Up here in Scotland we do criminal justice and prisons much better than south of the Border. The reason for this is actually straight forward. Thankfully our Government in Edinburgh tends to develop policy on the back of evidence rather than pandering to the nastiness and prejudice of the Daily Mail. Almost all of our jails remain publically owned and therefore they have not descended
into the kinds of chaotic, privatised hell we see in England. More to the point, we have woken up to the fact that sending people to jail should be a last resort to be used only for hard core criminals.

Sheriffs have been issued with crystal clear instructions. If the crime ain't worth at least a year served in jail, then find another punishment - usually community service. This has the benefit of being a whole hell of a lot cheaper and it actually tends to work. If you lock someone up, you make them all but unemployable and things get worse. Community service gives them a chance to turn over a new leaf and to turn things around.

So we now have loads more people serving out their community payback hours. In fact there are so many, the guys in charge are struggling to find them things to do. They turn up in the morning to a place where there is a supervisor and a van. Then they head out to pay back the community for whatever they have done.

Think about it. A supervisor who is already being paid. A van which is already dieseled up and paid for. So the van could maybe head out on a milk run around food companies with waste food. Extra cost? Zero.

Then what? Well the Council has thousands of elderly citizens who it gives care to. It's free up here by the way. Another thing we do differently to England. But there are many, many old people to care for and less and less money to pay for the care. All too often the daily support visit is a hurried twenty minute affair. Which means we have thousands of our elderly living lives of aching loneliness and isolation.

Well maybe we could give them another point of human contact. A daily visit from the lads and lasses on the van. It would be a chance for them to get out of the house to pick out some items. And to have a chat. And to have the items carried in and put away. And is there anything else you need doing, missus? Coal in? Bin liner out? Any maybe in the fullness of time, cakes might be baked and tea brewed. A truly profitable human transaction where both sides benefit equally. The isolated, lonely pensioner gets some company and the sound of human voices. And the lads and lasses on the van? They get some self respect. Some self regard. They get to feel like worthwhile human beings who are actually treated as such rather than being written off as the Daily Mail's favourite scumbags.

Would it lead to more people using community service to turn their lives around? I reckon it would. After working in First Base for all these years, it is impossible to underestimate what treating people with respect can achieve.

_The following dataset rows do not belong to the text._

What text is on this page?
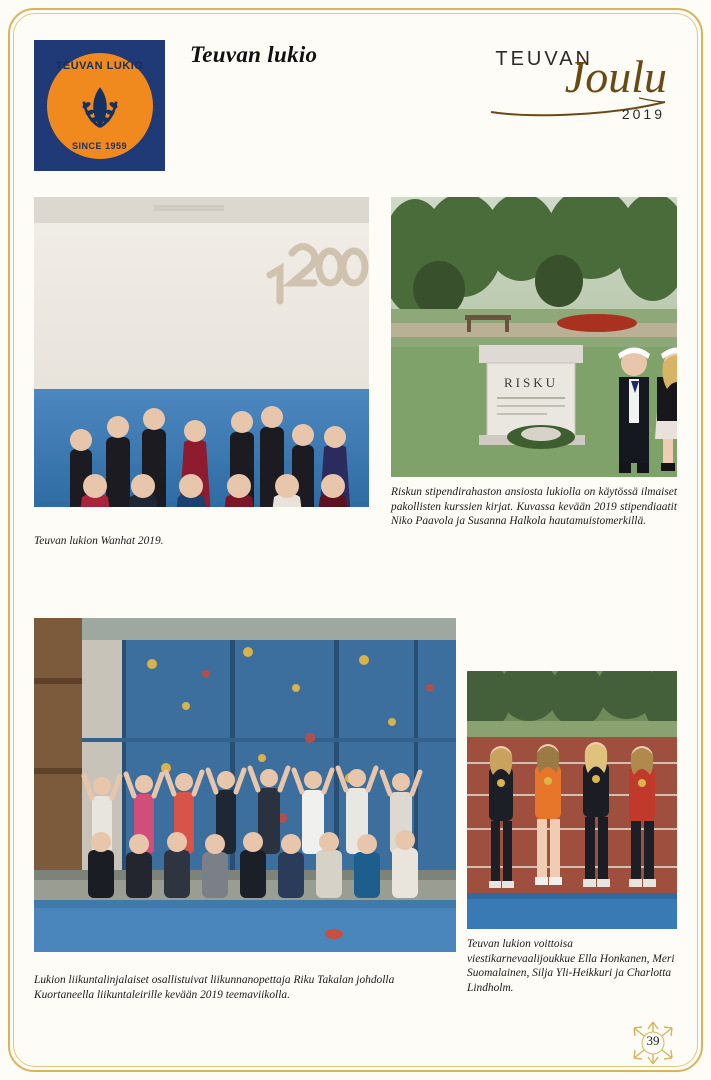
TEUVAN LUKIO
SINCE 1959
Teuvan lukio	TEUVAN
Joulu
2019
Teuvan lukion Wanhat 2019.
RISKU
Riskun stipendirahaston ansiosta lukiolla on käytössä ilmaiset pakollisten kurssien kirjat. Kuvassa kevään 2019 stipendiaatit Niko Paavola ja Susanna Halkola hautamuistomerkillä.
Lukion liikuntalinjalaiset osallistuivat liikunnanopettaja Riku Takalan johdolla Kuortaneella liikuntaleirille kevään 2019 teemaviikolla.
Teuvan lukion voittoisa viestikarnevaalijoukkue Ella Honkanen, Meri Suomalainen, Silja Yli-Heikkuri ja Charlotta Lindholm.
39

Iwona liked the idea and I promised to pitch it to Rob Davidson, the deputy leader of the Council. So I called him up and duly pushed at an open door with well oiled hinges. I knew Rob would like it. When two and two makes five, what is there not to like? The only time it is deemed preferable to choose the two and two makes one option is when you are reduced to doing the bidding of the Daily Mail and all who sail in it. Thankfully Rob isn't a Daily Mail kind of guy. He is the kind of guy who would avoid its poison at all costs.

Of course he liked it. So I passed his details on to Iwona and bowed out. 

Will it happen? I certainly hope so. It is the kind of thing that can happen up here where new ideas do not have to slavishly pander to the dripping poison of the tabloid press. It is the kind of thing which makes me see just how much better things will be for all of us once we finally cut through the Westminster plasticuffs. 

For me this is what an Independent Scotland will be all about. It has nothing to do with blood and soil. Instead it all about becoming more and more Scandinavian. 

A place where two and two can become five.